Students for a Democratic Society (SDS)

During the 1960s, the political landscape sees the rise and rapid growth of many radical groups, collectively called "The Movement" or the "New Left" (in contrast to the old labor-oriented left or liberal Democrats). A handful of activist groups form the core of the New Left, including the SDS.

In June 1962, fewer than 100 people attend the first SDS convention at Port Huron, Michigan. The group adopts an official political manifesto, the Port Huron Statement, based largely on a draft by Tom Hayden (later of the Chicago Seven).

We are people of this generation, bred in at least modest comfort, housed now in universities, looking uncomfortably to the world we inherit.

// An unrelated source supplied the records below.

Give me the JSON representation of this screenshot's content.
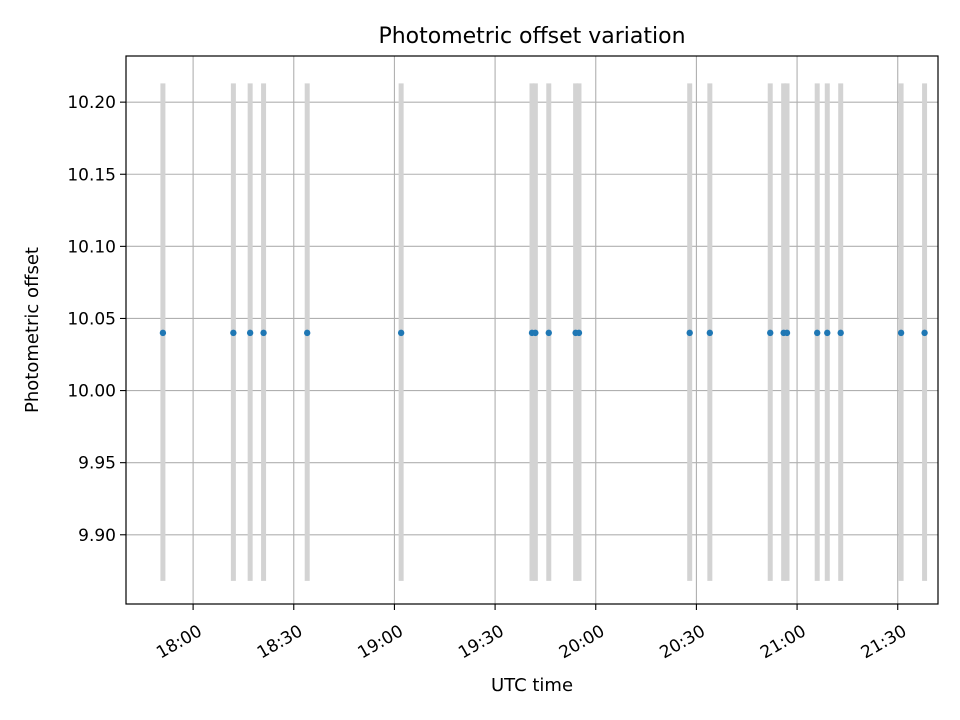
{
  "chart_data": {
    "type": "scatter",
    "title": "Photometric offset variation",
    "xlabel": "UTC time",
    "ylabel": "Photometric offset",
    "xlim": [
      "17:40",
      "21:42"
    ],
    "ylim": [
      9.852,
      10.232
    ],
    "x_ticks": [
      "18:00",
      "18:30",
      "19:00",
      "19:30",
      "20:00",
      "20:30",
      "21:00",
      "21:30"
    ],
    "y_ticks": [
      "9.90",
      "9.95",
      "10.00",
      "10.05",
      "10.10",
      "10.15",
      "10.20"
    ],
    "grid": true,
    "series": [
      {
        "x": [
          "17:51",
          "18:12",
          "18:17",
          "18:21",
          "18:34",
          "19:02",
          "19:41",
          "19:42",
          "19:46",
          "19:54",
          "19:55",
          "20:28",
          "20:34",
          "20:52",
          "20:56",
          "20:57",
          "21:06",
          "21:09",
          "21:13",
          "21:31",
          "21:38"
        ],
        "y": [
          10.04,
          10.04,
          10.04,
          10.04,
          10.04,
          10.04,
          10.04,
          10.04,
          10.04,
          10.04,
          10.04,
          10.04,
          10.04,
          10.04,
          10.04,
          10.04,
          10.04,
          10.04,
          10.04,
          10.04,
          10.04
        ],
        "error_low": 9.868,
        "error_high": 10.213
      }
    ],
    "colors": {
      "points": "#1f77b4",
      "error_bars": "#d3d3d3",
      "grid": "#b0b0b0",
      "axes": "#000000"
    }
  }
}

First line of The Port Huron Statement
Oct. 15, 1962

The power of the Port Huron Statement lies in the concept of a participatory democracy, in which people take part in making decisions that affect their lives. This view of political ownership is a central theme in the rise of the New Left. By 1965, the SDS can easily assemble 25,000 protestors; by '68 there are 50,000 SDS members.

Growth brings conflict. In 1969, the last SDS convention degenerates into bickering among competing factions. Members withdraw to splinter groups, and the SDS collapses.

The most notorious SDS offshoot, the Weathermen, find their name in a Bob Dylan song, Subterranean Homesick Blues. The lyrics suggest a coming revolt: "You don't need a weatherman to know which way the wind blows." In '69, the Weathermen launch a wave of domestic terrorism and bombing that will last into the '70s.

Most of the Weathermen surrendered to authorities; some were captured; a few others remain in hiding. Tom Hayden moved to California, served in the state Senate, and remains involved in politics.